このことが転じて、多くの人から声がかかり、仕事や依頼が集中している状態を表す言葉として用いられるようになりました。

「引っ張りだこ」は、単に人気があるというだけでなく、具体的に依頼や誘いが多い状態を強調する点が特徴です。そのため、実力や専門性が評価されている人物に対して使われることが多いといえるでしょう。

また、「引っ張りだこ」はやや口語的な表現であり、改まった場面では「需要が高い」「各方面から招聘されている」などと言い換えることもあります。

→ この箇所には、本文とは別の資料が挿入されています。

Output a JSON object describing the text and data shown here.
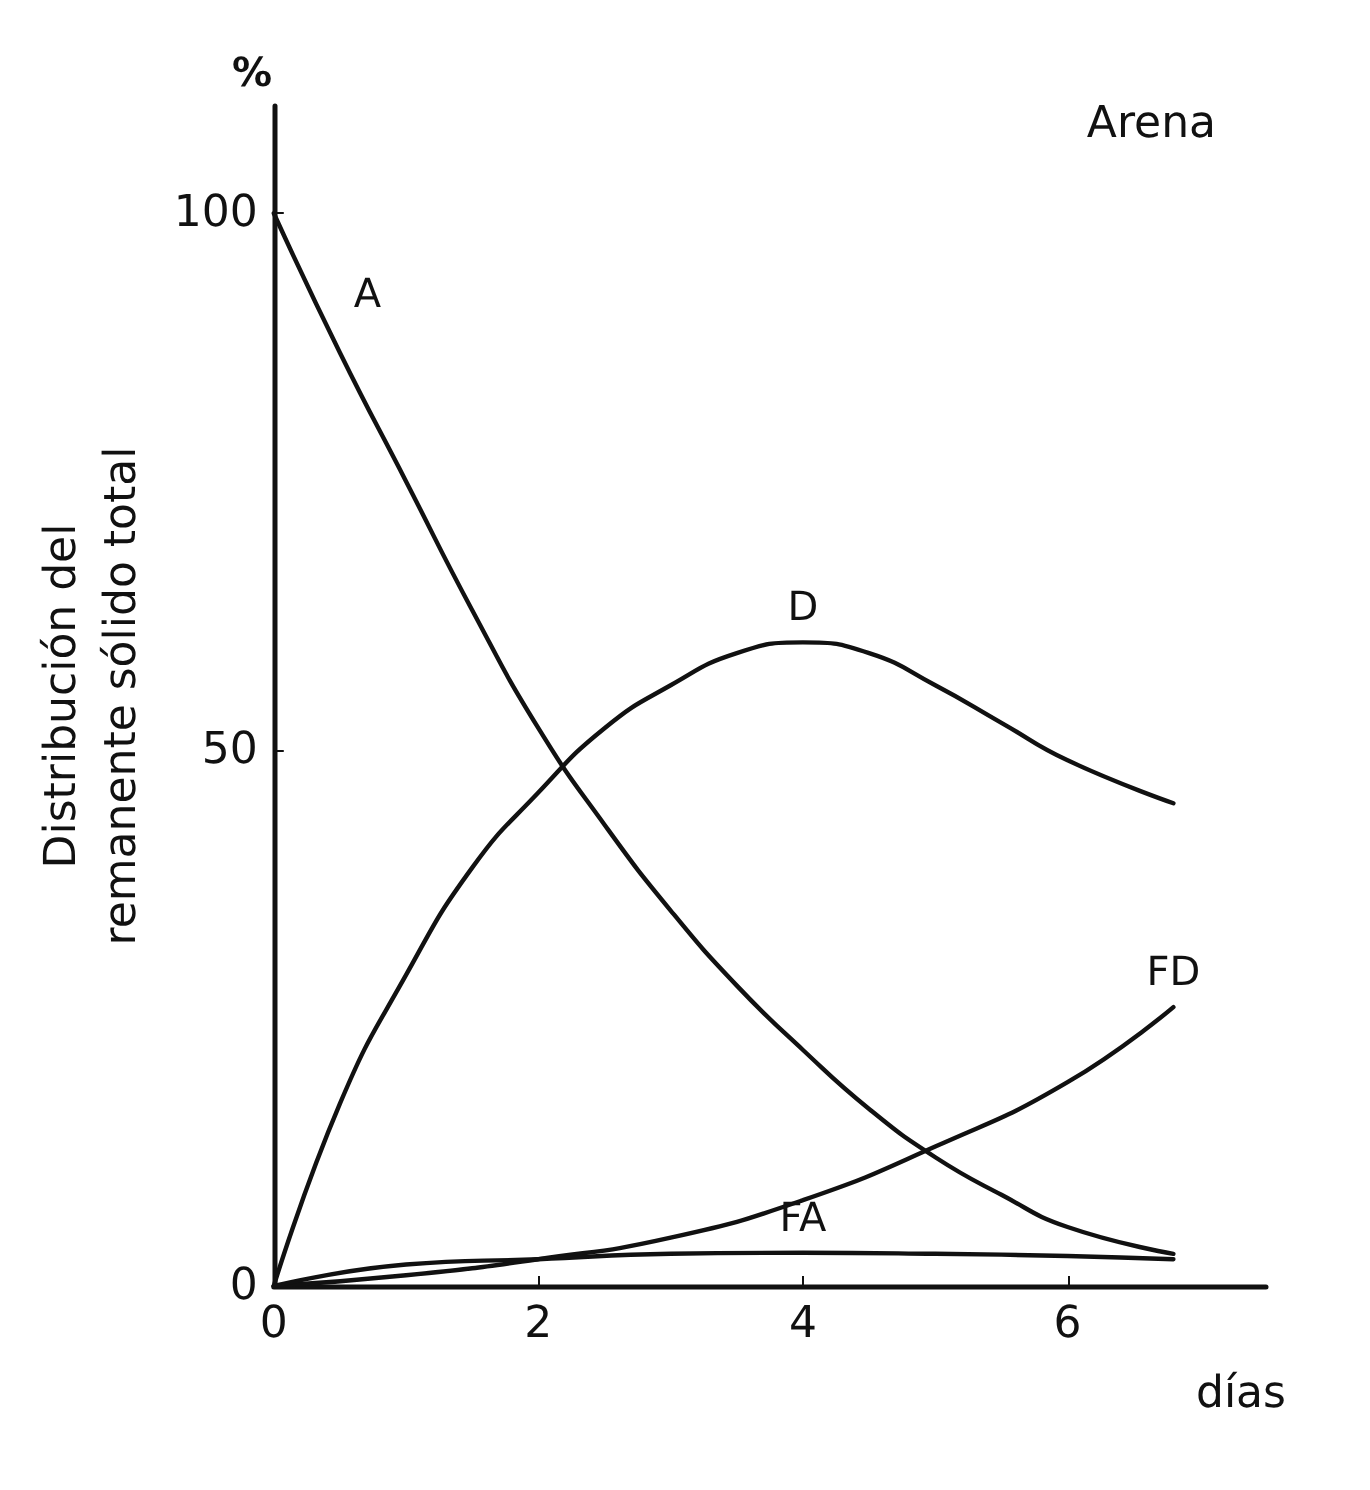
{
  "chart_data": {
    "type": "line",
    "title": "Arena",
    "xlabel": "días",
    "ylabel": "Distribución del\nremanente sólido total",
    "annotations": [
      "%"
    ],
    "xlim": [
      0,
      7.5
    ],
    "ylim": [
      0,
      110
    ],
    "xticks": [
      0,
      2,
      4,
      6
    ],
    "yticks": [
      0,
      50,
      100
    ],
    "grid": false,
    "legend": false,
    "marker": "none",
    "line_style": "solid",
    "series": [
      {
        "name": "A",
        "color": "#111111",
        "x": [
          0,
          0.5,
          1,
          1.5,
          2,
          2.5,
          3,
          3.5,
          4,
          4.5,
          5,
          5.5,
          6,
          6.8
        ],
        "values": [
          100,
          87,
          75,
          63,
          52,
          43,
          35,
          28,
          22,
          16.5,
          12,
          8.5,
          5.5,
          3
        ]
      },
      {
        "name": "D",
        "color": "#111111",
        "x": [
          0,
          0.5,
          1,
          1.5,
          2,
          2.5,
          3,
          3.5,
          4,
          4.5,
          5,
          5.5,
          6,
          6.8
        ],
        "values": [
          0,
          17,
          29,
          39,
          46,
          52,
          56,
          59,
          60,
          59,
          56,
          52.5,
          49,
          45
        ]
      },
      {
        "name": "FD",
        "color": "#111111",
        "x": [
          0,
          1,
          2,
          3,
          4,
          5,
          6,
          6.8
        ],
        "values": [
          0,
          1,
          2.5,
          4.5,
          8,
          13,
          19,
          26
        ]
      },
      {
        "name": "FA",
        "color": "#111111",
        "x": [
          0,
          1,
          2,
          3,
          4,
          5,
          6,
          6.8
        ],
        "values": [
          0,
          2,
          2.5,
          3,
          3.1,
          3,
          2.8,
          2.5
        ]
      }
    ]
  }
}
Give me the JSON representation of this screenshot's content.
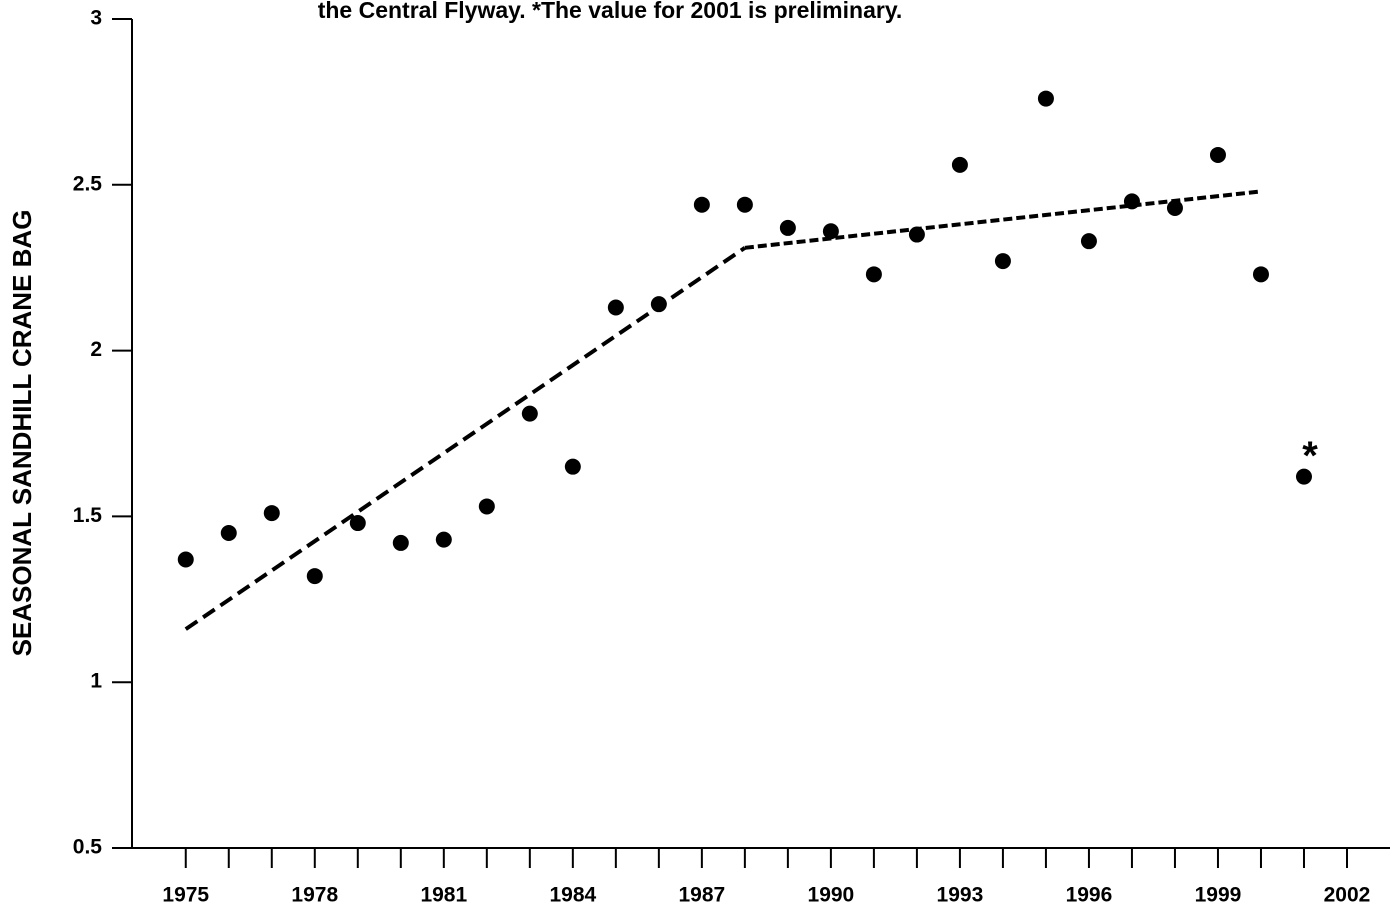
{
  "chart_data": {
    "type": "scatter",
    "title": "the Central Flyway. *The value  for 2001 is preliminary.",
    "y_label": "SEASONAL SANDHILL CRANE BAG",
    "annotation": "*",
    "x": [
      1975,
      1976,
      1977,
      1978,
      1979,
      1980,
      1981,
      1982,
      1983,
      1984,
      1985,
      1986,
      1987,
      1988,
      1989,
      1990,
      1991,
      1992,
      1993,
      1994,
      1995,
      1996,
      1997,
      1998,
      1999,
      2000,
      2001
    ],
    "values": [
      1.37,
      1.45,
      1.51,
      1.32,
      1.48,
      1.42,
      1.43,
      1.53,
      1.81,
      1.65,
      2.13,
      2.14,
      2.44,
      2.44,
      2.37,
      2.36,
      2.23,
      2.35,
      2.56,
      2.27,
      2.76,
      2.33,
      2.45,
      2.43,
      2.59,
      2.23,
      1.62
    ],
    "color": "#000000",
    "trend_lines": [
      {
        "x": [
          1975,
          1988
        ],
        "values": [
          1.16,
          2.31
        ],
        "dash": "14 7"
      },
      {
        "x": [
          1988,
          2000
        ],
        "values": [
          2.31,
          2.48
        ],
        "dash": "9 4"
      }
    ],
    "xlim": [
      1973.75,
      2003
    ],
    "ylim": [
      0.5,
      3
    ],
    "xticks": [
      1975,
      1978,
      1981,
      1984,
      1987,
      1990,
      1993,
      1996,
      1999,
      2002
    ],
    "xminorticks": [
      1976,
      1977,
      1979,
      1980,
      1982,
      1983,
      1985,
      1986,
      1988,
      1989,
      1991,
      1992,
      1994,
      1995,
      1997,
      1998,
      2000,
      2001
    ],
    "yticks": [
      0.5,
      1,
      1.5,
      2,
      2.5,
      3
    ],
    "grid": false
  }
}
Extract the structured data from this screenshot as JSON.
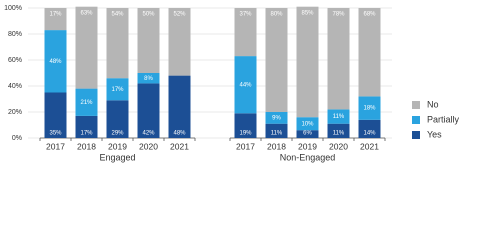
{
  "chart_data": {
    "type": "stacked_bar",
    "categories": [
      "2017",
      "2018",
      "2019",
      "2020",
      "2021",
      "2017",
      "2018",
      "2019",
      "2020",
      "2021"
    ],
    "groups": [
      "Engaged",
      "Non-Engaged"
    ],
    "series": [
      {
        "name": "Yes",
        "color": "#1c4f95",
        "values": [
          35,
          17,
          29,
          42,
          48,
          19,
          11,
          6,
          11,
          14
        ],
        "value_labels": [
          "35%",
          "17%",
          "29%",
          "42%",
          "48%",
          "19%",
          "11%",
          "6%",
          "11%",
          "14%"
        ]
      },
      {
        "name": "Partially",
        "color": "#2aa3df",
        "values": [
          48,
          21,
          17,
          8,
          0,
          44,
          9,
          10,
          11,
          18
        ],
        "value_labels": [
          "48%",
          "21%",
          "17%",
          "8%",
          null,
          "44%",
          "9%",
          "10%",
          "11%",
          "18%"
        ]
      },
      {
        "name": "No",
        "color": "#b5b5b5",
        "values": [
          17,
          63,
          54,
          50,
          52,
          37,
          80,
          85,
          78,
          68
        ],
        "value_labels": [
          "17%",
          "63%",
          "54%",
          "50%",
          "52%",
          "37%",
          "80%",
          "85%",
          "78%",
          "68%"
        ]
      }
    ],
    "ylim": [
      0,
      100
    ],
    "yticks": [
      {
        "value": 0,
        "label": "0%"
      },
      {
        "value": 20,
        "label": "20%"
      },
      {
        "value": 40,
        "label": "40%"
      },
      {
        "value": 60,
        "label": "60%"
      },
      {
        "value": 80,
        "label": "80%"
      },
      {
        "value": 100,
        "label": "100%"
      }
    ],
    "grid": true,
    "legend": "right"
  }
}
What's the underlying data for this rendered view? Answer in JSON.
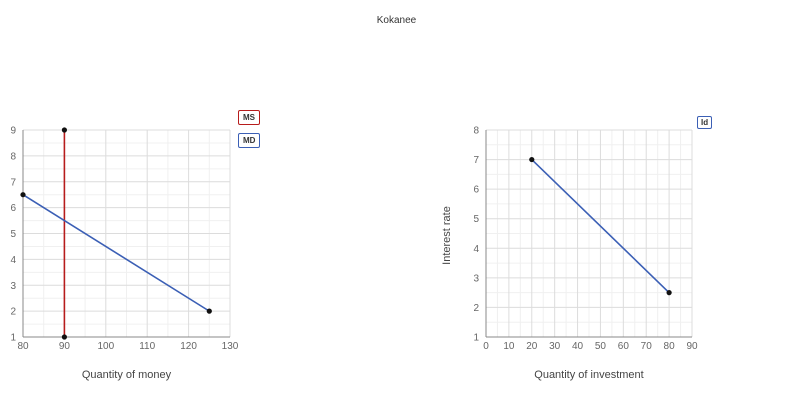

「引っ張りだこ」の類語・類義語としては、多くの人から求められていることを意味する「売れっ子」、需要が高いことを表す「引く手あまた」、高く評価されていることを示す「人気者」などがあります。

「売れっ子」の例文

1.彼は若手俳優でありながら次々と主演作が決まり、今や業界でも有名な売れっ子として多忙な日々を送っています。
2.その作家は新刊を出すたびに話題となり、書店では平積みにされるほどの売れっ子として注目を集めています。
3.あの美容師は技術力の高さが評判を呼び、数か月先まで予約が埋まる売れっ子として知られています。
4.最近は飼い猫までSNSで人気を集め、家族の中で一番の売れっ子として堂々と振る舞っています。
5.彼はリーグ優勝に貢献してから一気に注目を浴び、スポンサー契約も増えた売れっ子アスリートになりました。

この言葉がよく使われる場面としては、非常に人気があってもてはやされている人のことを表現したい時などが挙げられます。

上記の例文にあるように、「売れっ子」は市場での人気や売れ行きの良さを強調する時に使う言葉です。

「引っ張りだこ」の例文

1.彼女は語学力と交渉力を兼ね備えているため、多くの企業から講演や通訳の依頼で引っ張りだこになっています。
2.そのエンジニアは高度な専門知識を持っているため、大規模プロジェクトに次々と招かれ引っ張りだこです。
3.大会で活躍した彼は複数のクラブからスカウトされ、移籍交渉で引っ張りだこの状態が続いています。
4.町内会のバーベキューでは火起こしが得意な彼が毎回呼ばれ、すっかり炭担当として引っ張りだこです。
5.地域活動に熱心に取り組んでいる彼は、行事のたびに司会を頼まれるほど引っ張りだこになっています。

この言葉がよく使われる場面としては、多くの人から求められることを表現したい時などが挙げられます。

上記の例文にあるように、「引っ張りだこ」は多方面から求められている忙しい状態を強調する時に使う言葉です。

「売れっ子」と「引っ張りだこ」はどちらも人気があり需要が高い人物のことを表します。どちらの言葉を使うか迷った場合、市場での人気や売れ行きの良さを強調するのが「売れっ子」、多方面から求められている忙しい状態を強調するのが「引っ張りだこ」と覚えておきましょう。